Sunday, May 8, 2016

Mayor Con: The Amazing TRANSPARENT Man!

Another round of stinky halal food. We have reason to celebrate!

From as far off as the Daily News in America, word has spread about the new savior of London.

And by Allah, he IS kind of transparent, and glowing. At least in THIS photo.

What a line. He vows to be "transparent."

That's a politician for you. That's exactly what Bam-Bam Obama said when he took office. He was gonna be President for EVERYONE, and Republicans and Whites shouldn't feel that they will be neglected. It's the standard weasel line isn't it? "Even if you didn't vote for me, I will work hard for you!"

Oh, we can only hope. Hmm, who coined the phrase "The Audacity of Hope." Oh, right, Obama, who was going to cure racism and make blacks happy to have a BLACK PRESIDENT. Except the country ended up with Trayyyyvon and "Black Lives Matter" and just as much strife as before. If not MORE.

So let's see what happens when there's another ISIS incident, another Jihadi John, or another situation where politicians are asked "Do we send troops to Syria or not?" and "Do we let Twat Merkel tell us to haul in another 200,000 Muslims immigrants or not?" I think Mayor Con is going to do what the Muzzies want him to do.

A MILLON MUZZIES in London? That's hardly a minority. A minority would be the number of Jews in London, a number that will probably shrink.

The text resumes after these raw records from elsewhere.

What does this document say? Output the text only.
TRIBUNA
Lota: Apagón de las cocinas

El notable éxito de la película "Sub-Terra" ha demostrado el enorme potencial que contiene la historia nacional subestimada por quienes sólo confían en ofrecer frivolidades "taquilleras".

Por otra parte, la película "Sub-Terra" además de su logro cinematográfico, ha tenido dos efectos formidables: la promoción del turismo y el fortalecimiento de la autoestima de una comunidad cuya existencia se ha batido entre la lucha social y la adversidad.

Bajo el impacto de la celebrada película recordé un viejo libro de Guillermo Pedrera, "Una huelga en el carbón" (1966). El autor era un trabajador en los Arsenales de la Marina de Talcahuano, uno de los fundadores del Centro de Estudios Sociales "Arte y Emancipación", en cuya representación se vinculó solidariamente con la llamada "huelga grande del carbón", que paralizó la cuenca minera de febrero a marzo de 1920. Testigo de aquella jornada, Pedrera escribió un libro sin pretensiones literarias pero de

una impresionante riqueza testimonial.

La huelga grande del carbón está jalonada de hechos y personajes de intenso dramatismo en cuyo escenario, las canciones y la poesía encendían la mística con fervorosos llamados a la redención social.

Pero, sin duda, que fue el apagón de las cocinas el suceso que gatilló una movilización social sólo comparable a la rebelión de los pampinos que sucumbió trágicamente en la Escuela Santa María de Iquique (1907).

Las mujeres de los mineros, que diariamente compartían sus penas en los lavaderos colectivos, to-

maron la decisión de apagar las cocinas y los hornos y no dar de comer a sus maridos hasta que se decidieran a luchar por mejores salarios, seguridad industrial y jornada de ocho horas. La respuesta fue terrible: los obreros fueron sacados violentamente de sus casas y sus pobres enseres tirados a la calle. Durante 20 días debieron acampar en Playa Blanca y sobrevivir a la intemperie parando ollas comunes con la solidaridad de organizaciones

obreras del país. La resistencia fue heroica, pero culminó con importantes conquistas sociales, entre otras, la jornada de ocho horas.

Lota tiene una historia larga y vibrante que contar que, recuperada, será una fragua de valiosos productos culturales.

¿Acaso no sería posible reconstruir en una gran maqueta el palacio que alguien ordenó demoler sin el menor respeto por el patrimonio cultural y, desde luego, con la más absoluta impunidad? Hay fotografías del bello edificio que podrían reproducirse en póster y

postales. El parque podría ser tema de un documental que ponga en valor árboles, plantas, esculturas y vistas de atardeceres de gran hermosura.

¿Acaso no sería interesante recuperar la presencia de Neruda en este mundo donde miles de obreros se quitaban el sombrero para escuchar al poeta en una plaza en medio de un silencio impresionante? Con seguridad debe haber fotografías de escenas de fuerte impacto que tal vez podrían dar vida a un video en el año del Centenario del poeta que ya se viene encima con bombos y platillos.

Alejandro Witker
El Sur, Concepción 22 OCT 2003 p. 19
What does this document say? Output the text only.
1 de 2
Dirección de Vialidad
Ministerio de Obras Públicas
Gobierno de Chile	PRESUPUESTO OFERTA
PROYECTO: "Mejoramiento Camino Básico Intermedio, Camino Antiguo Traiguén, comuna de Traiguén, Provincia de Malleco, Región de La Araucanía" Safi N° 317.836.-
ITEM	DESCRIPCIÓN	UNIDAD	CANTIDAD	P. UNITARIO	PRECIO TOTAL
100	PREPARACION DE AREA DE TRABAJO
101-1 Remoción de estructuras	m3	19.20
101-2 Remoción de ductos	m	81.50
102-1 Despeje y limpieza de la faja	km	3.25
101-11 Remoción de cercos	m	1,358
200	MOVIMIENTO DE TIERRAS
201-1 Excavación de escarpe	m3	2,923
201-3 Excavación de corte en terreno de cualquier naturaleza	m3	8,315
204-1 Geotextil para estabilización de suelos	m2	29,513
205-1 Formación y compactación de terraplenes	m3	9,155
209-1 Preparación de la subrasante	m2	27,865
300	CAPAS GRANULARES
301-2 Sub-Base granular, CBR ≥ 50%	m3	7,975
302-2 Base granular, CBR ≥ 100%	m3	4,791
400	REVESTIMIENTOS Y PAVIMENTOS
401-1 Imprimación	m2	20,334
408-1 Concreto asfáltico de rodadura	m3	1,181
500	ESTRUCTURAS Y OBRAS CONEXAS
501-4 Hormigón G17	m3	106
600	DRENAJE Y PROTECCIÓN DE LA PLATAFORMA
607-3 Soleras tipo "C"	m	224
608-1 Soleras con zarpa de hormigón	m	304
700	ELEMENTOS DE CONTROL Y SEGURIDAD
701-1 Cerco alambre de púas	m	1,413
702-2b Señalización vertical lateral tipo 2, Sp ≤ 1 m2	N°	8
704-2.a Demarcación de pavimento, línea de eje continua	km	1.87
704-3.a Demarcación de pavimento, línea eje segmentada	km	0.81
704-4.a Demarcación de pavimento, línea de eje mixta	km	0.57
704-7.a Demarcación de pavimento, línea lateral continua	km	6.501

OK, the text is real, the photo altered a bit, but for now, this seems to be how the Brits view him. He glows. He'd almost have a fucking halo around him (except he's a Muslim and doesn't believe in that shit).

If he was a Jew he'd be a Bernie Sanders Jew...the kind who sides with Palestine over Israel. But he's not a member of that masochistic tribe. He sure as hell isn't going to put Muslims second, anymore than Obama did with blacks. Mr. Cool-O made sure to go see "Hamilton" on Broadway, sing soul songs in public, and encourage such outrageous behavior as doing the fist-to-chest sign when Larry Wilmore (a crappy comedian) stood on a dais (where he wouldn't have belonged if he wasn't black) and shouted, "Yo Barry, you did it, MY NIGGA!"

Wilmore was congratulating Mr. Cool-O Big O for his 8 years in office, and what more classy way of doing that than to shout, "Yo Barry, you did it, MY NIGGA!" And the White House (er, Black House?) later issued a statement saying Obama had no problem with the "affectionate" use of NIGGA.

As for Mayor Con, let's feel sorry for him. Now he's got a million Muslims expecting him to make sure there's plenty of stinky halal food in the schools, for free, and that Muslim holidays are observed. Otherwise, who knows. Muzzies are probably this guy's worst enemy. Shiite vs Sunni you know. Muzzies kill their own over minor differences. Mr. Con better watch out because radical Islam (the ones Obama thinks DON'T EXIST and he refuses to use the term) might get mad if he doesn't have everyone in London facing Mecca at least once a day.

Good luck. It won't be easy. Just look at the great Bam-Bam. Whites thought his presence would calm down the rioting blacks and instead, Christ, even Beyonce has Black Panthers dancing behind her now!